The absolute value of hash computing power, or the absolute value of the cost of producing hash computing power as he said, is actually not important. What is important is the comparative advantage between the efficiency of the BTC system in producing hash computing power and the efficiency of other systems in producing hash computing power outside the BTC system. What is important is the production relationship, not the productivity.
In this comparative advantage of production relations, what is compared is of course hash power (hash rate), not production cost, let alone miner income.
It is better rather than worse to use lower production costs to produce products with greater competitive advantages, namely hash power.

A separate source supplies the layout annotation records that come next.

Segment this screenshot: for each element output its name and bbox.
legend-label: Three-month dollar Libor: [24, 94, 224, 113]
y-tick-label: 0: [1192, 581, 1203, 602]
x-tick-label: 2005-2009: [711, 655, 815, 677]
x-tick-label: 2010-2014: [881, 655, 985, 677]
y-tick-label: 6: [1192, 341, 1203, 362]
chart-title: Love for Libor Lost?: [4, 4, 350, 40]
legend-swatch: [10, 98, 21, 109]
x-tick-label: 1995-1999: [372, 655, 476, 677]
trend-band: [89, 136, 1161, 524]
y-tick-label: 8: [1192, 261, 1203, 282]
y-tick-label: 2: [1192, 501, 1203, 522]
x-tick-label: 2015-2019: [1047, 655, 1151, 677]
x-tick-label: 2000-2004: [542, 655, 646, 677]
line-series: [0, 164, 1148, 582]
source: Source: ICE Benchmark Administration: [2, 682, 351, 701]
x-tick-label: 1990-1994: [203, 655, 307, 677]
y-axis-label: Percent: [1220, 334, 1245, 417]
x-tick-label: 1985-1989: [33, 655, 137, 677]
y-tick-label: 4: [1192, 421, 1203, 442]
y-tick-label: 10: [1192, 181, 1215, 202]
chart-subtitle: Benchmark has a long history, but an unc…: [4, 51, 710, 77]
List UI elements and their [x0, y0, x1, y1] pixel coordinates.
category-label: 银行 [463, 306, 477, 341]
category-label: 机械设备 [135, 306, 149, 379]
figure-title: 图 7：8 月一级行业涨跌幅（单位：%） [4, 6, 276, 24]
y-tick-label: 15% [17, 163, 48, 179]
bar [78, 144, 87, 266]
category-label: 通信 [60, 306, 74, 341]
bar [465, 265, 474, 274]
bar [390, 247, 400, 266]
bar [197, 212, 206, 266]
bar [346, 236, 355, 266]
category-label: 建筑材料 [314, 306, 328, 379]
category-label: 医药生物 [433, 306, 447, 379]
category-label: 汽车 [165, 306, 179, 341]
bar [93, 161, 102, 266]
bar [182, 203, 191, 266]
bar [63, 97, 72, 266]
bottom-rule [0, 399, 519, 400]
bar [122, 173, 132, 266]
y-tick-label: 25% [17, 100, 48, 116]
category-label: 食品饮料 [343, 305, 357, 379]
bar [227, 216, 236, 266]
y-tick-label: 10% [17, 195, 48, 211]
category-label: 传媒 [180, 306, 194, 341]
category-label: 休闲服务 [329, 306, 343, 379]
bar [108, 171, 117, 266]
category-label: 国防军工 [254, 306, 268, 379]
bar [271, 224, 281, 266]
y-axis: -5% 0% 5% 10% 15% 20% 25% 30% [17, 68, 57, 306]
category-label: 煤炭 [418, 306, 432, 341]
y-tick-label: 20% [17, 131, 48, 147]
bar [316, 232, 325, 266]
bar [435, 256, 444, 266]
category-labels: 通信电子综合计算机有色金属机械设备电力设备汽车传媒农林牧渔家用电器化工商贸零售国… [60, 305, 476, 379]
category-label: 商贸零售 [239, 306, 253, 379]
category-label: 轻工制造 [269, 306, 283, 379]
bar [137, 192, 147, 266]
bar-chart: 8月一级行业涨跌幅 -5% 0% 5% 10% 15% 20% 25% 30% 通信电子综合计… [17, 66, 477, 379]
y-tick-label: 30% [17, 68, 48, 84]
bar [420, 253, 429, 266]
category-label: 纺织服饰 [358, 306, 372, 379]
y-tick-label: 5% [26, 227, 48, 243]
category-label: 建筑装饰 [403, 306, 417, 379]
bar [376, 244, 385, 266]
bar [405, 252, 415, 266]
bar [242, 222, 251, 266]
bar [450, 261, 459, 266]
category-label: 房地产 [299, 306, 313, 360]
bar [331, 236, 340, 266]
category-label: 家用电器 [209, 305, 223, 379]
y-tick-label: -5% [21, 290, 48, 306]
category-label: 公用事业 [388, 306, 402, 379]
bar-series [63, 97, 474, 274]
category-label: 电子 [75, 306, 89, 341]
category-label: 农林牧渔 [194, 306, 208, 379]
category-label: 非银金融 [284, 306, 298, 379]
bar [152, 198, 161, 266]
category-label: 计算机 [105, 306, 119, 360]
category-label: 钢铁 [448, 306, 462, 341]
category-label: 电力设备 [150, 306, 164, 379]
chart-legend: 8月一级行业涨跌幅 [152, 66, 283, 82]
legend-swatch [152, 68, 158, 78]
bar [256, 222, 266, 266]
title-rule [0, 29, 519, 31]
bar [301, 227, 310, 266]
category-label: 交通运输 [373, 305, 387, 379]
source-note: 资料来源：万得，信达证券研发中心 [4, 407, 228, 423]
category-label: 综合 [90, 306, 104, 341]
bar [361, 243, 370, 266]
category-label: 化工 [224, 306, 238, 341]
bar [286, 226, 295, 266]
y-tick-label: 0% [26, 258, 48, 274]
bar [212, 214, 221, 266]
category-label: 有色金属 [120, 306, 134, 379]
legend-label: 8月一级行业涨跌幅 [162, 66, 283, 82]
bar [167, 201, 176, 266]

It is like saying that it costs 50,000 yuan for others to make a car, and you only need 10,000 yuan to make a car of the same level. This is obviously an advantage rather than a disadvantage. This is an extremely simple economic common sense, but he mystified it and then turned it upside down.
If miners can produce the same or even higher hash power at a lower cost due to the improvement of production process (technology), then miners can demand lower income for this. Just like the analogy above, if others make a car at a cost of 50,000 yuan and sell it for 200,000 yuan, you only need to sell it for 50,000 yuan if you make it at 10,000 yuan. Obviously, you will gain a greater market competitiveness advantage.
Therefore, BTC miners require lower income and provide higher hash power, which is essentially similar to the example of cars, selling the same or even better goods at a lower price. This of course greatly improves BTC's market competitiveness, rather than making BTC worse.
If technology continues to advance and productivity continues to increase, miners can ask the market to pay lower security fees, and they can provide higher security, just like better bodyguards cost less, which will only make BTC better, and only require fewer blocks and less transaction fees to meet the income requirements of miners.
In essence, block issuance is a fee shared by all BTC investors, and transaction fees are the total fees paid by all BTC users. These two items together constitute the total income of BTC miners. The total income of miners determines the upper limit of the cost that miners can continue to operate in the long term.
Less fees and higher security. This is the bright future of BTC.